Морис и Мадлен не смотрели друг на друга и не общались. Я догадалась: Морис не скрывает своей любви к Этиопе и не хочет притворяться. У Мадлен в этой связи есть две возможности: принять все как есть и смириться, сохранив статус жены миллионера. И делать вид, что ничего не происходит. И второе: бунтовать, протестовать, выяснять отношения, драться за свое счастье до крови.
Мадлен выбрала третье: покинула общую территорию, уехала на дачу и тихо возненавидела.

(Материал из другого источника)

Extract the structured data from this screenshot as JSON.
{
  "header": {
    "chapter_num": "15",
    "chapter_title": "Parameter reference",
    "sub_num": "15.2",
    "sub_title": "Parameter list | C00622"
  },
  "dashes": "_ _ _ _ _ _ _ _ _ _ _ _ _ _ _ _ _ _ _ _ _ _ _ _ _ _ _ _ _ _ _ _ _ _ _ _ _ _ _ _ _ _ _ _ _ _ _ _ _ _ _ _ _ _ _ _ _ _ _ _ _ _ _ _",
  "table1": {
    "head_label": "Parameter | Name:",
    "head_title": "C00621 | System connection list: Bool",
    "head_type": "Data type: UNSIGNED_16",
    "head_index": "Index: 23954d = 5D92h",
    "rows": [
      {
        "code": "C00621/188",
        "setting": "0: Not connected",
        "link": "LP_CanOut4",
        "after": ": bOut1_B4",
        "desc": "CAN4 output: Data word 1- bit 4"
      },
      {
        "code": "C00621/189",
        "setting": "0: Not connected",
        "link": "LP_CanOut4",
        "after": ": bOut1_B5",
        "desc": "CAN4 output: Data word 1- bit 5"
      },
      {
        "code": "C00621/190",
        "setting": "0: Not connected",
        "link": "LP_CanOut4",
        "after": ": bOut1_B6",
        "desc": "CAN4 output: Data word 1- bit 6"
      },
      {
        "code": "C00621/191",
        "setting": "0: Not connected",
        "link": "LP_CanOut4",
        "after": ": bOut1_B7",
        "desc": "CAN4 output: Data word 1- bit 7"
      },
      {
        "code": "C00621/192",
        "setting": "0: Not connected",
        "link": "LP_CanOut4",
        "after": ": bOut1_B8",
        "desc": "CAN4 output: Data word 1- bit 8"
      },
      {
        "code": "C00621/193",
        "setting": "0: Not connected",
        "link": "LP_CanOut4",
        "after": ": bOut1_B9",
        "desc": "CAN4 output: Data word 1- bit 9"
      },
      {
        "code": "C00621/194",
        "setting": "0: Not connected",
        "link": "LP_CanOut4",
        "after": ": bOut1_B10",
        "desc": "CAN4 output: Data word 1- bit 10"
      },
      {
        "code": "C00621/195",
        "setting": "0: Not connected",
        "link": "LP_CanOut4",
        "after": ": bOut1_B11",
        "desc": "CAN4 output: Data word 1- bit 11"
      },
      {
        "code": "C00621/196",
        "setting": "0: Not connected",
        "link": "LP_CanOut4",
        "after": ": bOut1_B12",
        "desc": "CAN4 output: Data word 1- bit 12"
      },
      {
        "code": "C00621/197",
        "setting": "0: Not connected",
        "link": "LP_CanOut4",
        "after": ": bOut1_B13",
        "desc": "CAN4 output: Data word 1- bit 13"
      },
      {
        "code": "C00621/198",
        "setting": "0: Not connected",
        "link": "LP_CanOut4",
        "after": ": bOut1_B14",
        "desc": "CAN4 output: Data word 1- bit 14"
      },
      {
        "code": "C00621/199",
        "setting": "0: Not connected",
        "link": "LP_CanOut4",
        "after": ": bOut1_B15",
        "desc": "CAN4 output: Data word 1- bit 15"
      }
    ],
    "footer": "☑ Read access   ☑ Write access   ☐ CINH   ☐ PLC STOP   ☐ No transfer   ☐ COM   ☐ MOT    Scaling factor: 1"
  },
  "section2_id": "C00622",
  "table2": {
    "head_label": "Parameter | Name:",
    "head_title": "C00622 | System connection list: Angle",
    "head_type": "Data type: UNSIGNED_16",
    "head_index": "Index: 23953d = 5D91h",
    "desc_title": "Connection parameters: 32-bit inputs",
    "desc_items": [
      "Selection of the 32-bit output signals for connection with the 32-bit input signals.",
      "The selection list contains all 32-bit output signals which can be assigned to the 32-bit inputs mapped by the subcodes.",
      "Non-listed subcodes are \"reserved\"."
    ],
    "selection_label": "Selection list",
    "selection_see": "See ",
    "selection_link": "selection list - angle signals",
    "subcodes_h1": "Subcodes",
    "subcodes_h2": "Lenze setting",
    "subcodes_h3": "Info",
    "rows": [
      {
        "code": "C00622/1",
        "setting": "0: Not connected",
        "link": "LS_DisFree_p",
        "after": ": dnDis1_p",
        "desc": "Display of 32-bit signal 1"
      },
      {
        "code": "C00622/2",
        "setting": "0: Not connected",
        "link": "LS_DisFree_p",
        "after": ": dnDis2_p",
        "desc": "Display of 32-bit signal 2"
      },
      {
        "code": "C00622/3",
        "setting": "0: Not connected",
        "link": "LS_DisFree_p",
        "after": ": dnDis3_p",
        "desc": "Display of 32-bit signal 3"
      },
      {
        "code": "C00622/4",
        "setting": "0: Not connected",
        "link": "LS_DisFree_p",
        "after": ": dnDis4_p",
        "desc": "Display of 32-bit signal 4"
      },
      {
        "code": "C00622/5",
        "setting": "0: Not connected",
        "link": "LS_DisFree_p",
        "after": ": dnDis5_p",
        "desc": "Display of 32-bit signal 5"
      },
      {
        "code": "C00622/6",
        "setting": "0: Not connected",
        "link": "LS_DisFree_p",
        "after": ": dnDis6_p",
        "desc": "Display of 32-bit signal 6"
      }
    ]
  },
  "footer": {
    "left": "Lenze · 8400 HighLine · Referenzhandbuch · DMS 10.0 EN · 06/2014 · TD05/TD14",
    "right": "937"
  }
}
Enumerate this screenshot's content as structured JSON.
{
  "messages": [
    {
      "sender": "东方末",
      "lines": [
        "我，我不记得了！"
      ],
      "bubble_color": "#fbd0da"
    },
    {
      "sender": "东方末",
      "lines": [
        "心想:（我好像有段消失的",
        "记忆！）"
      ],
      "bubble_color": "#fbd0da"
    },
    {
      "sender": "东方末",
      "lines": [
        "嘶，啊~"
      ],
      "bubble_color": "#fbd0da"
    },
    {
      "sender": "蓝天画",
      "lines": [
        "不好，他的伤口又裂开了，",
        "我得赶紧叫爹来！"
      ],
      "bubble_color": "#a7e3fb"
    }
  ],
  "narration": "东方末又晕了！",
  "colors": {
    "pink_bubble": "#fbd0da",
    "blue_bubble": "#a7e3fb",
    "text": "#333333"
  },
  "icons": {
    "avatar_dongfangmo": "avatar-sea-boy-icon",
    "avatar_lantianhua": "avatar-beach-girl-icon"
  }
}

За обедом она иногда вскидывала свои ненавидящие глаза, бросала фразу, должно быть, хамскую. Морис также коротко огрызался. Не чувствовал себя виноватым. Он – хозяин своей жизни. И его чувства – это его чувства.
После пирога все подошли к камину. Камин был выложен из какого-то дикого камня, как будто высечен из горы.
Возле камина – маленькая дверь в стене, как в каморке у папы Карло. Морис открыл эту дверь, и я увидела высокий кованый стеллаж, на котором были сложены березовые поленья. Поленья сложены не как попало, а рисунком. Кто-то их выкладывал. Наверное, для этого существовал специальный человек.
Я посмотрела на аккуратные чурочки, и у меня потекли слезы.
В это время Морис перенес дрова в камин и поджег. Пламя быстро и рьяно охватило поленницу. Значит, дрова были сухие.
Я смотрела на огонь. Слезы текли независимо от меня. Может быть, мне стало жалко чемодана? А может быть, я оплакивала свою жизнь – жизнь Золушки, не попавшей на бал. Морис и Мадлен ругаются, выясняются, а за стеной, выложенные буквой «М», лежат и сохнут березовые чурки. Они даже пропадают на фоне бескрайней территории, бирюзового бассейна и кремовых роз. И пюре из шпината.